Another question the builder should ask when choosing an HOA management company is its philosophy in handling construction defects and litigation.
Two problems need to be avoided.
First, the HOA management company must advise and represent the homeowners in resolving construction problems with the builder. This position is difficult at best because the HOA management company was originally hired by the builder. The HOA management company must advise the homeowners about beneficial courses of action in how to resolve construction problems and defects without appearing to take the side of the builder.
The second problem is a direct extension of the first. The HOA management company should advise the homeowners to use legal remedies only as a last resort in getting construction defects resolved. The HOA management company must properly advise the homeowners to avoid an “ambulance chaser” construction defects lawyer who might find all sorts of defects that really do not exist…or magnify defects that do exist out of all proportion…and entice homeowners with the prospect of a large monetary judgment.

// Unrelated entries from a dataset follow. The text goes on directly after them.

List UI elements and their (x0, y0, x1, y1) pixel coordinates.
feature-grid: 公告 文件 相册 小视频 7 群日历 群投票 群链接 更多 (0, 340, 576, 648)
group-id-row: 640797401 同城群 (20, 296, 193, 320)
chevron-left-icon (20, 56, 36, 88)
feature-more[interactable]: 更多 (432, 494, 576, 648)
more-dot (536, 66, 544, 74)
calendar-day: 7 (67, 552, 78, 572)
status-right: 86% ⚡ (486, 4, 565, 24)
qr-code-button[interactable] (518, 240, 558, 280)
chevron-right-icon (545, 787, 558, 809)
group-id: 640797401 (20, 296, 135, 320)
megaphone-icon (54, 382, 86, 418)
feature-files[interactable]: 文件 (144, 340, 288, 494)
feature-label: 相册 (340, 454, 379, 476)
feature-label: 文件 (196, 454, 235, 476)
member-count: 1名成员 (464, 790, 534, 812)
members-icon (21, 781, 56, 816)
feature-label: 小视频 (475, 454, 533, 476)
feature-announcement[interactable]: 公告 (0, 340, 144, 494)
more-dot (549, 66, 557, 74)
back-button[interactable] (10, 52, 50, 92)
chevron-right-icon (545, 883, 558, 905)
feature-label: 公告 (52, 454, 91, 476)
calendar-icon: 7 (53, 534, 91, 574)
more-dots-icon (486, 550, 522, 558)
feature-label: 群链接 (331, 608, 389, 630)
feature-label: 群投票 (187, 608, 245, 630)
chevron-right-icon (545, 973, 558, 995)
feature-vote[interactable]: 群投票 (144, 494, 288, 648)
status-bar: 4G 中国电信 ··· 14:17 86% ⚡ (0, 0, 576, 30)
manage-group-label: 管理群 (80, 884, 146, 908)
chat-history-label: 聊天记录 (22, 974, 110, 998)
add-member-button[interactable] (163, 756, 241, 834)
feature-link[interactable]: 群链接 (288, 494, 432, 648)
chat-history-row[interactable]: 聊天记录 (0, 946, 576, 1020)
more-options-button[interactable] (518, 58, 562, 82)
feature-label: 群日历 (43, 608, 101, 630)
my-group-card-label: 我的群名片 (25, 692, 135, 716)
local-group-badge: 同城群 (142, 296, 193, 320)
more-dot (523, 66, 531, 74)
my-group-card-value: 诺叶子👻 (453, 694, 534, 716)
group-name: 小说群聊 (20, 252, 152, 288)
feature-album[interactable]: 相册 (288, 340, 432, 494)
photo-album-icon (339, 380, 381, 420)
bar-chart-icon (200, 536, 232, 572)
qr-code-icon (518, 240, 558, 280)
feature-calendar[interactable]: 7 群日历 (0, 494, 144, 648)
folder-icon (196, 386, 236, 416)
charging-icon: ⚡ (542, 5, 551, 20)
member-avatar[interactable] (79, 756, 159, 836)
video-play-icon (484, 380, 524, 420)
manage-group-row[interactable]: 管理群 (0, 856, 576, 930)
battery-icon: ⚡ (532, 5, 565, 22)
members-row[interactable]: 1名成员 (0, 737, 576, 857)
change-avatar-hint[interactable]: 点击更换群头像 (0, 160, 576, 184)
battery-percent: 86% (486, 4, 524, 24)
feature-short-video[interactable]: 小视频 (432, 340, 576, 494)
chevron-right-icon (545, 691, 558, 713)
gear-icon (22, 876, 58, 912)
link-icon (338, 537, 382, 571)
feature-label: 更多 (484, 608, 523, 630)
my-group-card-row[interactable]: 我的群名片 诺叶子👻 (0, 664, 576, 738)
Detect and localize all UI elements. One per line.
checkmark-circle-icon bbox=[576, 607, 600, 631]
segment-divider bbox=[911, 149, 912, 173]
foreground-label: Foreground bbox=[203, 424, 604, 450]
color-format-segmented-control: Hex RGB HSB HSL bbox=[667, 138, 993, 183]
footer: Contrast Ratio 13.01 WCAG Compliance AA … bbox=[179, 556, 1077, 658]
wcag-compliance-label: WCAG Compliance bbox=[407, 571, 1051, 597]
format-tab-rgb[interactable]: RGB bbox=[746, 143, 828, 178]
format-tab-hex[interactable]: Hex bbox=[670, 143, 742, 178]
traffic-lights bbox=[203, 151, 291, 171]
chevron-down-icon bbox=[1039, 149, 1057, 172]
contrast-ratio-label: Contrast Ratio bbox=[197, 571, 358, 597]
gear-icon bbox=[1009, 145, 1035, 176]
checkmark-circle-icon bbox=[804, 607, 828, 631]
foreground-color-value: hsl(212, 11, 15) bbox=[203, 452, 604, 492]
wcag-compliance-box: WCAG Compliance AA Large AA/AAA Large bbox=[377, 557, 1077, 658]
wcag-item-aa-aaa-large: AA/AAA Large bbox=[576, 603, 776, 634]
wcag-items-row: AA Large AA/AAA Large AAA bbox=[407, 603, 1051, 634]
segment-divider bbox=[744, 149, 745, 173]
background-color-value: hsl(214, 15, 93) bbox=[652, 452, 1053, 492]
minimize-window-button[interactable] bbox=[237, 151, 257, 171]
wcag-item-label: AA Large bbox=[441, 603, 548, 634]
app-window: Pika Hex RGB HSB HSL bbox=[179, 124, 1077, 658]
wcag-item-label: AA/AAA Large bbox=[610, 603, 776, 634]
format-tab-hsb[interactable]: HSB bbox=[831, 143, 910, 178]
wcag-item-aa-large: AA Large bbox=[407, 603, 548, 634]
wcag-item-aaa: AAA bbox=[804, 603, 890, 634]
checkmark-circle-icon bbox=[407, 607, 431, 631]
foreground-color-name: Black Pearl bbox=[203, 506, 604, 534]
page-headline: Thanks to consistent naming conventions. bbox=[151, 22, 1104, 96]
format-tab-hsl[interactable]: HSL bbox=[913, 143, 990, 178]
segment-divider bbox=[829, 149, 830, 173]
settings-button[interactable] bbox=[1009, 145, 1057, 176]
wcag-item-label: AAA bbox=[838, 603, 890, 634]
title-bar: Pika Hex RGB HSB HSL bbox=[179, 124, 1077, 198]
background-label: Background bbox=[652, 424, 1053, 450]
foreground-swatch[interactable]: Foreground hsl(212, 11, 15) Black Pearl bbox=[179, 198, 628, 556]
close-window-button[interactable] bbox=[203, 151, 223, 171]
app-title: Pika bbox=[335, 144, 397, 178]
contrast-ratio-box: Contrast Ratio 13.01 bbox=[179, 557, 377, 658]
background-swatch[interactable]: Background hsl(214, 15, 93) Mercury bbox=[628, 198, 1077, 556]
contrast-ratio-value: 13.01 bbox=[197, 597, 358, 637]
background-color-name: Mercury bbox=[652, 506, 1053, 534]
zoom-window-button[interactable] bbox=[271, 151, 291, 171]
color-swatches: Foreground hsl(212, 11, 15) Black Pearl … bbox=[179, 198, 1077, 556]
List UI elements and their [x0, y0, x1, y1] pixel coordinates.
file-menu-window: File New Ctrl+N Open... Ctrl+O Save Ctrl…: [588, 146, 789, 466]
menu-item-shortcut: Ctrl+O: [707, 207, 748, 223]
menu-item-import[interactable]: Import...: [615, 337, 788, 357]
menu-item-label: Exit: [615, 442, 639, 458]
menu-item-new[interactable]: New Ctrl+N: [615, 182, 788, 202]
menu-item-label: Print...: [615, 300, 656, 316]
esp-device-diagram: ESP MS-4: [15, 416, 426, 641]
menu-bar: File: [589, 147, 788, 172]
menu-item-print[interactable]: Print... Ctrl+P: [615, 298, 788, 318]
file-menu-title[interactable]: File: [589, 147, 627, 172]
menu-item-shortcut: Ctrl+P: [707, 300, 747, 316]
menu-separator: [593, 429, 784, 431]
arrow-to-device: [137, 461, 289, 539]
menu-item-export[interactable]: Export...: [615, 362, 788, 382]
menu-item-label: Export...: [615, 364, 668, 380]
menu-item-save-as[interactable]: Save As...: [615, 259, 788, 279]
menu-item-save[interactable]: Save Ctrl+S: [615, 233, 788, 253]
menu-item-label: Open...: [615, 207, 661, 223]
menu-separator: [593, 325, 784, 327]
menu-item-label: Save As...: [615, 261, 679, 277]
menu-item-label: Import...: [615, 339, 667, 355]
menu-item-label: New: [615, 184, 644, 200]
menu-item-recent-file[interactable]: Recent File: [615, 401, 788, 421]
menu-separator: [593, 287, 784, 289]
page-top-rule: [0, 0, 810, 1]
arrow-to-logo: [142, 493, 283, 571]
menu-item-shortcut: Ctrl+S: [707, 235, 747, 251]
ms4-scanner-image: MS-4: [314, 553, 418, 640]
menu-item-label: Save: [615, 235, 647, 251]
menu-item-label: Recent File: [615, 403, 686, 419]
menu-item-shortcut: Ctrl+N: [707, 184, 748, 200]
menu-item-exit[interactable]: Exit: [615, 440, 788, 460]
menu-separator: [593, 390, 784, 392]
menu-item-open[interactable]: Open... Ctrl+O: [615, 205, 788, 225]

I once heard the true story of a large condominium project that had legitimate construction defects of settlement cracks and retaining wall waterproofing problems. The HOA…on advice from their defects attorney…successfully sued the builder for $20 million. The builder then went bankrupt, and the builder’s insurance policy was good for only $2 million.
Because the HOA sued the builder, the $20 million worth of construction defects became public record…but the $2 million recovered through the insurance company was not enough to make the required repairs. Each homeowner then had to legally disclose that the $20 million of construction defects still remained within the project to be repaired…when attempting to sell their units. This legal obligation and duty to disclose these unrepaired defects made it difficult to sell the units.
The person trying to resolve this dispute between the builder and the HOA said the list of alleged defects could be organized into three different columns.
The first column consisted of real construction defects that needed fixing by the builder. The second column consisted of defects magnified out of proportion…making minor problems appear larger than they were. The third column consisted of alleged defects that either did not exist or would not even have been complained about by the homeowners if it were not for the previous two groups of complaints.
This person estimated that the legitimate defects could have been repaired within the $2 million of insurance coverage…if the situation at the outset had not been inflated by the defects lawyer, if a lawsuit had not been started, and if the builder had been allowed to make the legitimate repairs.
The best approach for the HOA management company should be to advise the HOA that if a lawyer is needed to resolve construction defects issues, the lawyer should be retained to only render an opinion at first.
Once the HOA decides to start a lawsuit, the homeowners need to know they might have to disclose the existence of suspected construction defects when attempting to sell their units.
The HOA also runs the risk of obtaining a judgment in excess of the insurance coverage amount…thus resulting in a special assessment to each homebuyer to make up the monetary difference between the insurance coverage and the amount required to repair the construction defects.